In an action for a divorce and ancillary relief, the plaintiff appeals from (1) an order of the Supreme Court, Kings County (Yancey, J.), dated June 11, 2001, which, inter alia, denied his motion, denominated as one pursuant to CPLR 4403 to reject the report of a Judicial Hearing Officer (Platt, J.H.O.) and, upon rejecting the report, vacate an order of the Judicial Hearing Officer, dated October 6, 1999, awarding the defendant certain pendente lite child support and maintenance, and granted the defendant's cross motion pursuant to Domestic Relations Law § 244 for leave to enter a judgment for certain child support and maintenance arrears, and (2) a judgment of the same court, entered July 12, 2001, which is in favor of the defendant and against him in the principal sum of $53,501.44.
Ernest H. Hammer, New York, N.Y., for appellant.
Regosin, Edwards, Stone Feder, New York, N.Y. (Saul E. Feder of counsel), for respondent.
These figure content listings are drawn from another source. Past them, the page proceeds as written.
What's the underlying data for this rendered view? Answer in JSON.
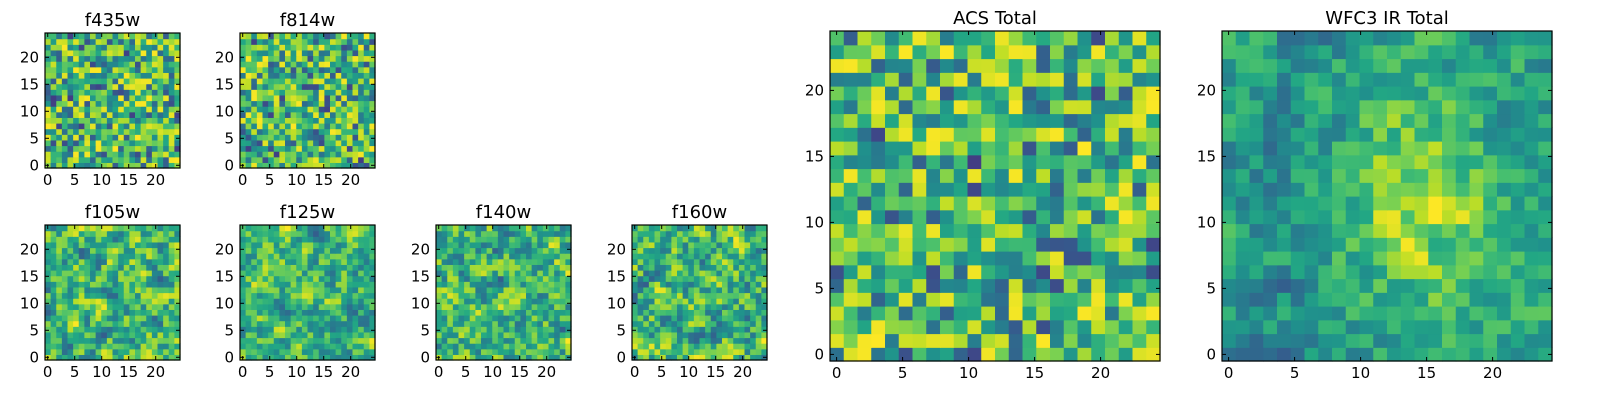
{
  "chart_data": [
    {
      "type": "heatmap",
      "title": "f435w",
      "xlim": [
        0,
        24
      ],
      "ylim": [
        0,
        24
      ],
      "xticks": [
        "0",
        "5",
        "10",
        "15",
        "20"
      ],
      "yticks": [
        "0",
        "5",
        "10",
        "15",
        "20"
      ],
      "grid_size": [
        24,
        24
      ],
      "colormap": "viridis",
      "texture": "noisy"
    },
    {
      "type": "heatmap",
      "title": "f814w",
      "xlim": [
        0,
        24
      ],
      "ylim": [
        0,
        24
      ],
      "xticks": [
        "0",
        "5",
        "10",
        "15",
        "20"
      ],
      "yticks": [
        "0",
        "5",
        "10",
        "15",
        "20"
      ],
      "grid_size": [
        24,
        24
      ],
      "colormap": "viridis",
      "texture": "noisy"
    },
    {
      "type": "heatmap",
      "title": "f105w",
      "xlim": [
        0,
        24
      ],
      "ylim": [
        0,
        24
      ],
      "xticks": [
        "0",
        "5",
        "10",
        "15",
        "20"
      ],
      "yticks": [
        "0",
        "5",
        "10",
        "15",
        "20"
      ],
      "grid_size": [
        24,
        24
      ],
      "colormap": "viridis",
      "texture": "smooth"
    },
    {
      "type": "heatmap",
      "title": "f125w",
      "xlim": [
        0,
        24
      ],
      "ylim": [
        0,
        24
      ],
      "xticks": [
        "0",
        "5",
        "10",
        "15",
        "20"
      ],
      "yticks": [
        "0",
        "5",
        "10",
        "15",
        "20"
      ],
      "grid_size": [
        24,
        24
      ],
      "colormap": "viridis",
      "texture": "smooth"
    },
    {
      "type": "heatmap",
      "title": "f140w",
      "xlim": [
        0,
        24
      ],
      "ylim": [
        0,
        24
      ],
      "xticks": [
        "0",
        "5",
        "10",
        "15",
        "20"
      ],
      "yticks": [
        "0",
        "5",
        "10",
        "15",
        "20"
      ],
      "grid_size": [
        24,
        24
      ],
      "colormap": "viridis",
      "texture": "smooth"
    },
    {
      "type": "heatmap",
      "title": "f160w",
      "xlim": [
        0,
        24
      ],
      "ylim": [
        0,
        24
      ],
      "xticks": [
        "0",
        "5",
        "10",
        "15",
        "20"
      ],
      "yticks": [
        "0",
        "5",
        "10",
        "15",
        "20"
      ],
      "grid_size": [
        24,
        24
      ],
      "colormap": "viridis",
      "texture": "smooth"
    },
    {
      "type": "heatmap",
      "title": "ACS Total",
      "xlim": [
        0,
        24
      ],
      "ylim": [
        0,
        24
      ],
      "xticks": [
        "0",
        "5",
        "10",
        "15",
        "20"
      ],
      "yticks": [
        "0",
        "5",
        "10",
        "15",
        "20"
      ],
      "grid_size": [
        24,
        24
      ],
      "colormap": "viridis",
      "texture": "noisy"
    },
    {
      "type": "heatmap",
      "title": "WFC3 IR Total",
      "xlim": [
        0,
        24
      ],
      "ylim": [
        0,
        24
      ],
      "xticks": [
        "0",
        "5",
        "10",
        "15",
        "20"
      ],
      "yticks": [
        "0",
        "5",
        "10",
        "15",
        "20"
      ],
      "grid_size": [
        24,
        24
      ],
      "colormap": "viridis",
      "texture": "blob"
    }
  ]
}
Before: A. GAIL PRUDENTI, P.J., DAVID S. RITTER, SONDRA MILLER, LEO F. McGINITY, JJ.
DECISION ORDER
ORDERED that the appeal from the order is dismissed; and it is further,
ORDERED that the judgment is affirmed; and it is further,
ORDERED that one bill of costs is awarded to the defendant.
The appeal from the intermediate order must be dismissed because the right of direct appeal therefrom terminated with the entry of judgment in the action (see Matter of Aho, 39 N.Y.2d 241). The issues raised on the appeal from the order are brought up for review and have been considered on the appeal from the judgment (see CPLR 5501[a][1]).
The plaintiff husband made a motion, inter alia, denominated as one pursuant to CPLR 4403 to reject the report of the Judicial Hearing Officer (hereinafter the JHO) and, upon rejecting the report, to vacate an order of the JHO, dated October 6, 1999, awarding the defendant certain pendente lite relief as to child support and maintenance. However, the reference, made on consent, directed the JHO to hear and determine such issues, not hear and report (see Perrelli v. Perrelli, 284 A.D.2d 517; CPLR 4201; CPLR 4301; CPLR 4311). Thus, as noted by the Supreme Court, a motion denominated as one pursuant to CPLR 4403 to reject the JHO's "report" does not lie (see Chalu v. Tov-Le Realty Corp., 220 A.D.2d 552) . In any event, the plaintiff took but failed to perfect, an appeal from the order dated October 6, 1999, which was dismissed for failure to prosecute. As a general rule, we do not consider any issue raised on a subsequent appeal that was raised, or could have been raised, in an earlier appeal which was dismissed for lack of prosecution, although we have inherent discretion to do so (see Rubeo v. National Grange Mut. Ins. Co., 93 N.Y.2d 750; Bray v. Cox, 38 N.Y.2d 350). Here, we decline to exercise this discretion.
Entry of a money judgment for child support and maintenance arrears due and owing to the defendant was proper (see Domestic Relations Law § 244; Dox v. Tynon, 90 N.Y.2d 166; Henry v. Henry, 272 A.D.2d 520; Wolfson v. Public Adm'r of Nassau County, 282 A.D.2d 743).
The plaintiff's remaining contentions are without merit or concern matters dehors the record (see Long v. Long, 251 A.D.2d 631; Gotard v. Gotard, 165 A.D.2d 824).
PRUDENTI, P.J., RITTER, S. MILLER and McGINITY, JJ., concur.